KARAR VERİN; SEMBOLİK Mİ, SEKÜLER Mİ?

Dr. Abdurrahim Şen

Soğuk savaşın bitiminden sonra tek kutuplu dünya daha bir hızlı dönü(şü)yor. 2001’de yaşanan 11 Eylül hadisesinin ardından işgal ve güvenlik öncelikli politikalar, Batı’nın Doğu’da batışının habercisi oldu. 2008’de patlak veren ekonomik kriz, kapitalist ekonomileri derinden sarstı. 2010’da başlayan ayaklanmalar kaynaklarıyla kapitalistlerin iştahını kabartan Ortadoğu’da Amerika’nın önemli partnerlerini kaybetmesine neden oldu. Amerika devrim dalgasının üzerine binip sörf yaparak yönünü değiştirebildiğini düşünse de ayaklanmalara neden olan kronik sorunlar çözülmediği gibi katmerleştiğinden, halkların yeni bir devrim dalgasıyla daha büyük bir tsunamiye neden olabileceği öngörüleri üzerine konuşuluyor. Derken, artık birçok uzmanın dünyanın geleceğiyle ilgili kırılma noktasına işaret ettikleri bir olay yaşandı: Aksa Tufanı. Uzmanlar, 7 Ekim’in, öncesini sonrasından geri dönülmez biçimde ayıracağını söylüyor. Artık dünya eski dünya olmayacak! Mevcut dünyanın sürdürülebilir olmadığını kanıtlayan pratikler olarak karşımızda duruyor. Bütün bunlar bir gerçeğe dünyayı hızla yaklaştırıyor: Hilâfet!

Hilâfet, kehanet değil artık yeni dünyanın gerçeği; Kaçınılması İmkânsız Devleti. Her ne kadar Türkiye dahil İslâm dünyasında siyasi elitler, entelektüel çevreler ve konvansiyonel medya bu gerçeği takipçilerinden ve izleyicilerinden gizleseler de Batı’da bu daha yüreklilikle ifade ediliyor.
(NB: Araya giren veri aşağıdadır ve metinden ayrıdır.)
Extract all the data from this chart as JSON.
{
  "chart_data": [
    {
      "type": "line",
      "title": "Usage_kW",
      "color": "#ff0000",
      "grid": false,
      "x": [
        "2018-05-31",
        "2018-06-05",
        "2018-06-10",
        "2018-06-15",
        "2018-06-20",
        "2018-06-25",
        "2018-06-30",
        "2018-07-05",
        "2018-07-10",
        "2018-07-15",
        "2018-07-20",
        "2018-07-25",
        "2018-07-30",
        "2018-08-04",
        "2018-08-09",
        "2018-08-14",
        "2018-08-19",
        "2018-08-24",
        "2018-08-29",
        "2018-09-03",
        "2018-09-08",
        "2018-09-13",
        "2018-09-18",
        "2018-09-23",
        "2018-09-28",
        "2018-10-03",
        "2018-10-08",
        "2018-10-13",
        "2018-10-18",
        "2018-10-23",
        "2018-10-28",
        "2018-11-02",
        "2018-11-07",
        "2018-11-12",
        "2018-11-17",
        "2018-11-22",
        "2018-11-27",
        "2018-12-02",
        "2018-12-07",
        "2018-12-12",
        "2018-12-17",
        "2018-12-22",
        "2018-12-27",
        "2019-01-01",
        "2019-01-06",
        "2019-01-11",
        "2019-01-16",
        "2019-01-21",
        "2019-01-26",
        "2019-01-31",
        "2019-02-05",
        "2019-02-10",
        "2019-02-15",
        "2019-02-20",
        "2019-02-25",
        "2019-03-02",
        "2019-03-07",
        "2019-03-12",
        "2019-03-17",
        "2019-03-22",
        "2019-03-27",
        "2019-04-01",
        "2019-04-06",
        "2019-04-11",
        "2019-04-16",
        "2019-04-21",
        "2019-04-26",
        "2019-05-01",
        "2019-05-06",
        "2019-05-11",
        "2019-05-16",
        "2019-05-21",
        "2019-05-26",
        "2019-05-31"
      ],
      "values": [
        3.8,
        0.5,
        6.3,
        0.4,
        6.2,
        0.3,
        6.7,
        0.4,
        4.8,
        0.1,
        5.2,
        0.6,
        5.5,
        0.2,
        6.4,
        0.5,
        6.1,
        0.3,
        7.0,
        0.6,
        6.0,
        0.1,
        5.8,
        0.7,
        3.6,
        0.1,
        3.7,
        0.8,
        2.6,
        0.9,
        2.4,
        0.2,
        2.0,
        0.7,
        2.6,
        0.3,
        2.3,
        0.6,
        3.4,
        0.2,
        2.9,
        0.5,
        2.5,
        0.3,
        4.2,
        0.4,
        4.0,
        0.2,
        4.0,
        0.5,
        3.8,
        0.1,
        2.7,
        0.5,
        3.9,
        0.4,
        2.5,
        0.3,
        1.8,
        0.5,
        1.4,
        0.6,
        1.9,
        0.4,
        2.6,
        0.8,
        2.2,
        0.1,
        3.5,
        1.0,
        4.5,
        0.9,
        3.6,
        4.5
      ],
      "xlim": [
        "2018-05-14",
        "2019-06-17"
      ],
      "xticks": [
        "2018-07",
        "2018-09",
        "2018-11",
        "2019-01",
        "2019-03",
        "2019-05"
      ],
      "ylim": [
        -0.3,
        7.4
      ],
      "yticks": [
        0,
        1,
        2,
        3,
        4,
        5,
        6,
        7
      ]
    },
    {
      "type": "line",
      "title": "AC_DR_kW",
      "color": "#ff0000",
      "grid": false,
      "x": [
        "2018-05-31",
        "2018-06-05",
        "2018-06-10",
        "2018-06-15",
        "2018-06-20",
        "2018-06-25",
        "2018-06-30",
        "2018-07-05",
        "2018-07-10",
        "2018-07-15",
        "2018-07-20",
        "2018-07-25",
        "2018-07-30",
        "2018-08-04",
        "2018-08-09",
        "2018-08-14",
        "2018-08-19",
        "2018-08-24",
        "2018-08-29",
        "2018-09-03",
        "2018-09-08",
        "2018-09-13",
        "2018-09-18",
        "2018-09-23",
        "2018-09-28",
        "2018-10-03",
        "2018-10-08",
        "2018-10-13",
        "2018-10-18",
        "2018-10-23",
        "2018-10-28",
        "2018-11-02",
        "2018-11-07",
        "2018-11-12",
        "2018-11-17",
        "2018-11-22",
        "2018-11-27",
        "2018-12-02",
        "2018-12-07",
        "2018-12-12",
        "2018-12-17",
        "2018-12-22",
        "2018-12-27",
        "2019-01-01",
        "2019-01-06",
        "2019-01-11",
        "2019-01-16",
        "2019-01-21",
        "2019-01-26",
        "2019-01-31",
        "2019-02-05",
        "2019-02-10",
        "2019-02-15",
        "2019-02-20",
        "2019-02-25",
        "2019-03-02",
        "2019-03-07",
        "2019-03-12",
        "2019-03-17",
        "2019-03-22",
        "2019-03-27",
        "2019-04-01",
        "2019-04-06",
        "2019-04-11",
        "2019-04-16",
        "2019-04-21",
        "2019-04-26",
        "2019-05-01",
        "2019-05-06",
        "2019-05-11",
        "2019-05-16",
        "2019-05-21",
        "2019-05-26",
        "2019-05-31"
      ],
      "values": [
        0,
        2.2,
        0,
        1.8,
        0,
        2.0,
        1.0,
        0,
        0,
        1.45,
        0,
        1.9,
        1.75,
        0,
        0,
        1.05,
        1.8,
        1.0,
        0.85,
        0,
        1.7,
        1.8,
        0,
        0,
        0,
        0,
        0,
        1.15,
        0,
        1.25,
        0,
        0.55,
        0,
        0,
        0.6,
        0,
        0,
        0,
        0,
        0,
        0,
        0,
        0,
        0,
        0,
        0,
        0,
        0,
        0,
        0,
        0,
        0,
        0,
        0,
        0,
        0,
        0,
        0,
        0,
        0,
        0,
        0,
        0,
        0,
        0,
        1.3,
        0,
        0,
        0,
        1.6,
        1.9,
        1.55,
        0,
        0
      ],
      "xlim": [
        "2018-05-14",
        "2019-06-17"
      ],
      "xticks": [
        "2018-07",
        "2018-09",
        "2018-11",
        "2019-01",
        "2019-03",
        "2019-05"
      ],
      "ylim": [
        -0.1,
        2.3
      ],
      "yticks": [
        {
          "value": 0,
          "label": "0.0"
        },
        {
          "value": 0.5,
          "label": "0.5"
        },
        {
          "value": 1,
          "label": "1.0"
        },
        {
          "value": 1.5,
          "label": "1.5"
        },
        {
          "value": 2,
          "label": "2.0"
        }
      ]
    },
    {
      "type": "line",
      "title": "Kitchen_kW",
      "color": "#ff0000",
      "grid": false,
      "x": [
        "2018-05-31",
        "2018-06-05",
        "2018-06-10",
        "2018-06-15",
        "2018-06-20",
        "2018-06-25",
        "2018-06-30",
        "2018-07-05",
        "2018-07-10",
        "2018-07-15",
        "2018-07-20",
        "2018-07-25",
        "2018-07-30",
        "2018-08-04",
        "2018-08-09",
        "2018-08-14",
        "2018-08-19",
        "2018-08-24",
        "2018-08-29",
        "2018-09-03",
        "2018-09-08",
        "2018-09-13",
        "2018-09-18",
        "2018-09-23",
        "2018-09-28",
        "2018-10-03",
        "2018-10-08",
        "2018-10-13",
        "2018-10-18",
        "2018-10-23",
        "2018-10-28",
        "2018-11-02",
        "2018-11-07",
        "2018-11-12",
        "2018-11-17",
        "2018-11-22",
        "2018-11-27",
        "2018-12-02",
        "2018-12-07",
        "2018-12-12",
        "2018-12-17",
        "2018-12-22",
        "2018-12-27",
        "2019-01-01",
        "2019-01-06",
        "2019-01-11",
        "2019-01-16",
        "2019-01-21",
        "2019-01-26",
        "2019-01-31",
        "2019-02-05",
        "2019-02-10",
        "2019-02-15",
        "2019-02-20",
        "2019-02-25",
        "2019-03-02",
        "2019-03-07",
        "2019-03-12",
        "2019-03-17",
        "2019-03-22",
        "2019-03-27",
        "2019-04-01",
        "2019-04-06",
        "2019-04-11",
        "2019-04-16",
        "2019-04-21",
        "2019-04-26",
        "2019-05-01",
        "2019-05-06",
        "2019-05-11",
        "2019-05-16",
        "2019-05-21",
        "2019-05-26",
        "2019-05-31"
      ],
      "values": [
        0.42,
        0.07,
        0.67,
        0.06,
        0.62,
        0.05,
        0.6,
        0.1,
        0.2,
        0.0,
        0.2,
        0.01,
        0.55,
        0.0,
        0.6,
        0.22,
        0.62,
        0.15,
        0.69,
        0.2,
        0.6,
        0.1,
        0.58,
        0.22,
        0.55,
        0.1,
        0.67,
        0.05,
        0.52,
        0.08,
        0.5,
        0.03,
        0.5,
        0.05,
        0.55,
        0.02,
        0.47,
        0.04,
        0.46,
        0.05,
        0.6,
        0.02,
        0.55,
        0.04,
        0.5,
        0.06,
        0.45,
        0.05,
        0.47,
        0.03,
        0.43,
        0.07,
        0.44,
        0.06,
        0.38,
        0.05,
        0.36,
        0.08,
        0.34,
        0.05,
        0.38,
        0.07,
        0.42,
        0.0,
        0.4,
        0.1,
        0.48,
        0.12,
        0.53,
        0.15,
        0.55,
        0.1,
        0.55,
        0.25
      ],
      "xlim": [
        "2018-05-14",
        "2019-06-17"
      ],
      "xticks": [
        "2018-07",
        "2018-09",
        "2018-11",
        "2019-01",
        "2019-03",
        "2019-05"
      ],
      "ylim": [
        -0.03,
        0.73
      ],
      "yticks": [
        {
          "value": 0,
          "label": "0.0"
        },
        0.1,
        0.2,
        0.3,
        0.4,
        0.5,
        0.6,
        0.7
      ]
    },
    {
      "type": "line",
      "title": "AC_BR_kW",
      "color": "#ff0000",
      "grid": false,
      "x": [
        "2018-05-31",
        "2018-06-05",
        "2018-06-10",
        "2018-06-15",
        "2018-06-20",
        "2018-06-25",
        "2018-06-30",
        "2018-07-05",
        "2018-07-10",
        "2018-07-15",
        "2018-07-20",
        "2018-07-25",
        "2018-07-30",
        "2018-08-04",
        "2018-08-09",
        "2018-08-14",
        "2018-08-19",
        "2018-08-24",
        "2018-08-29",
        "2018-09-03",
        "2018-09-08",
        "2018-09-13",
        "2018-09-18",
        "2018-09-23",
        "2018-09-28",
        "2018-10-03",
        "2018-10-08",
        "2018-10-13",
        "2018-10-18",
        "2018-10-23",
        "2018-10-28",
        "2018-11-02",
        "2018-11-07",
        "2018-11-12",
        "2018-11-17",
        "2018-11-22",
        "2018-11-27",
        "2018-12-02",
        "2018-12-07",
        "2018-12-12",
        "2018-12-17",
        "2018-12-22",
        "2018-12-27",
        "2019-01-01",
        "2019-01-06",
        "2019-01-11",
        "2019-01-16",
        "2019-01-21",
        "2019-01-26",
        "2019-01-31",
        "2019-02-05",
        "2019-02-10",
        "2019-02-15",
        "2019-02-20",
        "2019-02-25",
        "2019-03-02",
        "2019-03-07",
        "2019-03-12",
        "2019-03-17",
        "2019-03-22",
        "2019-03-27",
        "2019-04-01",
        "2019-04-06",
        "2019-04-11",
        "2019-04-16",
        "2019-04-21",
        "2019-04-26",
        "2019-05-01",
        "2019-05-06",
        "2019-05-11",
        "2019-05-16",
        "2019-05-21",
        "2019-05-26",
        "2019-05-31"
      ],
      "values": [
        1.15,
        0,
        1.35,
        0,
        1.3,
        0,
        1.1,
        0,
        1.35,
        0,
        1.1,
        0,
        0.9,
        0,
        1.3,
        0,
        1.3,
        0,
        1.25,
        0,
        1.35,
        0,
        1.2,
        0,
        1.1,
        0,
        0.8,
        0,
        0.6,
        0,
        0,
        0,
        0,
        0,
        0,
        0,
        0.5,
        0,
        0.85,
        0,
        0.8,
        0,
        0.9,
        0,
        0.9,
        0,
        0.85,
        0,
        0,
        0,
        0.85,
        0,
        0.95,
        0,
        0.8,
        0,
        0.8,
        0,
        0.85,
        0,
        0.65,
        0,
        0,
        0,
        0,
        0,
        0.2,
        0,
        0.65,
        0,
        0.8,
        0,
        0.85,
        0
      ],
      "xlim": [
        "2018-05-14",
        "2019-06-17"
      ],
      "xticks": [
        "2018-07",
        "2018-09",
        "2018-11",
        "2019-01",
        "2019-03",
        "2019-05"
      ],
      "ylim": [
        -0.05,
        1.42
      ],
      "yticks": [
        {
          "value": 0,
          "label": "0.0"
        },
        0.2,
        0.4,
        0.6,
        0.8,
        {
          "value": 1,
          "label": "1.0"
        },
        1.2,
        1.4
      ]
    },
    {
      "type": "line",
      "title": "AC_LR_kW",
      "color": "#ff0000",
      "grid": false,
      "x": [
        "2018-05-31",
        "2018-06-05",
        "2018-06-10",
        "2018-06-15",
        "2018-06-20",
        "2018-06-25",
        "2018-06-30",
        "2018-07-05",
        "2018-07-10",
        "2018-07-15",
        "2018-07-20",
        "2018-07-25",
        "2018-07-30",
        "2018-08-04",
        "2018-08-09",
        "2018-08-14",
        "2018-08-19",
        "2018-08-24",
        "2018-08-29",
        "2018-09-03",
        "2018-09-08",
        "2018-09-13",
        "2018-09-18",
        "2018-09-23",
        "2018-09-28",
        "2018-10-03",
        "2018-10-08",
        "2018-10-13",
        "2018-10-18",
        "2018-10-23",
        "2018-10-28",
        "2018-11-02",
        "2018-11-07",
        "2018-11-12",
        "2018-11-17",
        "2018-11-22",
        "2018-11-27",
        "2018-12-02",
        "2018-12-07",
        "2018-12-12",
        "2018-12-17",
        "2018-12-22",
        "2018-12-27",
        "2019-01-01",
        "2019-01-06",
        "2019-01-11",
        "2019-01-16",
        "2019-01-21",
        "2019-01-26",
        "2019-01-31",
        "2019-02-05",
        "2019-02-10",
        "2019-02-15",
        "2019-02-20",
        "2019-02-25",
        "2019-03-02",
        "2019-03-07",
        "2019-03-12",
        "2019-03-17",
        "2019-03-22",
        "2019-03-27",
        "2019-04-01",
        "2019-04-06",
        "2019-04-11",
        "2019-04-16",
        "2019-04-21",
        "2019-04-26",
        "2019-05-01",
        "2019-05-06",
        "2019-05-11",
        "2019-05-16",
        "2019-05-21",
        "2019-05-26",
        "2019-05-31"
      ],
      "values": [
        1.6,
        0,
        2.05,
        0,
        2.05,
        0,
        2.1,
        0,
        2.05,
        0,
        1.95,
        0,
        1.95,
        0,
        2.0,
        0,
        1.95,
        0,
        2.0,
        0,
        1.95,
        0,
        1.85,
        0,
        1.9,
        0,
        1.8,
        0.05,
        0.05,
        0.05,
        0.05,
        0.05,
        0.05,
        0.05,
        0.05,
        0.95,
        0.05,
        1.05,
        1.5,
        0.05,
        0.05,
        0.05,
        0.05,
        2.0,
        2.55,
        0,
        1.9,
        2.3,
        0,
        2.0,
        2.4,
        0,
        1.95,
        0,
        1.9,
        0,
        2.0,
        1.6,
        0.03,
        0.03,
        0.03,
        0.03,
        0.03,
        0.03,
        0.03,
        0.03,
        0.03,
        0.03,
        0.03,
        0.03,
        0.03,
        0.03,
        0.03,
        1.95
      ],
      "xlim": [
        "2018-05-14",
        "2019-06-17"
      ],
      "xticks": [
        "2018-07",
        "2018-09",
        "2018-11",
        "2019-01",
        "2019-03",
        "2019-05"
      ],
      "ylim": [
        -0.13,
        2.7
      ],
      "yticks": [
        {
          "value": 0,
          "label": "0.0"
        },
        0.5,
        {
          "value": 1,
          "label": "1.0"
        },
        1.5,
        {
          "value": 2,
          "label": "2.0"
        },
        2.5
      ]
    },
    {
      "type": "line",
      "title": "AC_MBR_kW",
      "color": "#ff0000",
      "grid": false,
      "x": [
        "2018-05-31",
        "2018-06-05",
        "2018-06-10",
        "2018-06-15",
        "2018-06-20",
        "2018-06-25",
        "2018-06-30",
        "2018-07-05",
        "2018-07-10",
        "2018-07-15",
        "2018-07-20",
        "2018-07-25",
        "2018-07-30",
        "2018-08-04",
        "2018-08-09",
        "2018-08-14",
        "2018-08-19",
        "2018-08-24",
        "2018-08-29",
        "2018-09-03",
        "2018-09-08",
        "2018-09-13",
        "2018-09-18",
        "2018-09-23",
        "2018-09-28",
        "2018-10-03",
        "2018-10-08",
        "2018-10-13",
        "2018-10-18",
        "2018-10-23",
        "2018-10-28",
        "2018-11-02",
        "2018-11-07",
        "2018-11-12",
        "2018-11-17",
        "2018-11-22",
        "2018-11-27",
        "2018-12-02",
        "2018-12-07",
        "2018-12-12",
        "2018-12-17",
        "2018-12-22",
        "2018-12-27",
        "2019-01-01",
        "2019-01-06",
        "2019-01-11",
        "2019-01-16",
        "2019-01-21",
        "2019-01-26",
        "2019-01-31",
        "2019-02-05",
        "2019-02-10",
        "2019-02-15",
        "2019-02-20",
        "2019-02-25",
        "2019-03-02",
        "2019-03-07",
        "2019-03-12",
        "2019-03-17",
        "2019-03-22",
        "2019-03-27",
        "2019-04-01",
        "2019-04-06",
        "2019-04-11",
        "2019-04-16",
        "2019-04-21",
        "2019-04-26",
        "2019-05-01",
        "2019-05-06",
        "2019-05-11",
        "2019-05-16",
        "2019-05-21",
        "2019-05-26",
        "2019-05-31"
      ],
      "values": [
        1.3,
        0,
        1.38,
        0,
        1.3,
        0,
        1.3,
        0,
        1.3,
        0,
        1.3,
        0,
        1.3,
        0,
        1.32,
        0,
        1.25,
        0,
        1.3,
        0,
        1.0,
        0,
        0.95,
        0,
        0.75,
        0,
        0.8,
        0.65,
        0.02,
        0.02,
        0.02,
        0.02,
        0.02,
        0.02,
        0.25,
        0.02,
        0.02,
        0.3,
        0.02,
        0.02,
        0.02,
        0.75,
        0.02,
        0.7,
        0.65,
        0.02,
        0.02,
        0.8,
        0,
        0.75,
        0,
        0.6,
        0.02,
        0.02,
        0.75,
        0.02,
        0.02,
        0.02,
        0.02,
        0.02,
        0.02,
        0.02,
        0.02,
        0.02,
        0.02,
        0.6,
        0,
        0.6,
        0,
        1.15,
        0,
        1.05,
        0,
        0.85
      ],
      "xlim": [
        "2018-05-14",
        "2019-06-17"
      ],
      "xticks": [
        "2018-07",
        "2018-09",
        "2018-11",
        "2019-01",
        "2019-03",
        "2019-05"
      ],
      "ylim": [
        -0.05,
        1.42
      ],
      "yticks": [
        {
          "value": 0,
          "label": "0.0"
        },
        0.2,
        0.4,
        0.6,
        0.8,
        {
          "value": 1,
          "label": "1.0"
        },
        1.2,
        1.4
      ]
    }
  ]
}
Örneğin; Patrick Buchanan[1] yıllar öncesinden[2]Vakti Gelen Fikir” başlıklı makalesinde “Fas’tan Endonezya’ya kadar bu geniş coğrafyada İslâm’la hükmetme fikri, Müslümanlar arasında hızla yayılmaktadır.” Bu sebeple Buchanan, İslâm’ı, hâkim olma vakti gelmiş fikir olarak tanımlamakta ve Victor Hugo’nun bir sözüne atıfla “vakti zamanı gelmiş fikrin karşısında dünyanın en güçlü ordusunun dahi duramayacağını” söylemektedir.

Yıllar yılı “hayal” deniyordu. Ümmet içinde kuvvetli bir irade bu “hayali” dünyanın gündemine getirdi ve ülkelerin kaçınamayacağı bir gerçeğe dönüştürdü. Hemen kültür ajanları ve toplum mühendisleri, kavramı odaklarına alıp tahrifata başladılar. Nihayetinde onlar için zihinler ve algılar, üzerinde çalıştıkları bir şantiye alanıydı.

Yıllar yılı Papalık makamına benzeterek akılları, sembolik bir Hilâfet kurumu ile lebalep doldurdular. “Hıristiyan âleminin Papa’sı var İslâm âleminin de Halife’si olsun”, tarzında iyi niyetlerin de eşlik ettiği bir retoriği beslediler. Mahiyet-i şer’iyyesinden saptırarak Osmanlı Hilâfetinin bakiyesi topraklarda sömürgenin icat ettiği laik ulus-devletlerin varlığını korumasıyla birlikte bazı “dinî” konularda ortak hareket etme imkânı verecek sembolik bir makam tasarladılar. Bu açıdan son derece yanlış bir tasarımdı. Sadece bir iki hususa işaret edip geçeceğim.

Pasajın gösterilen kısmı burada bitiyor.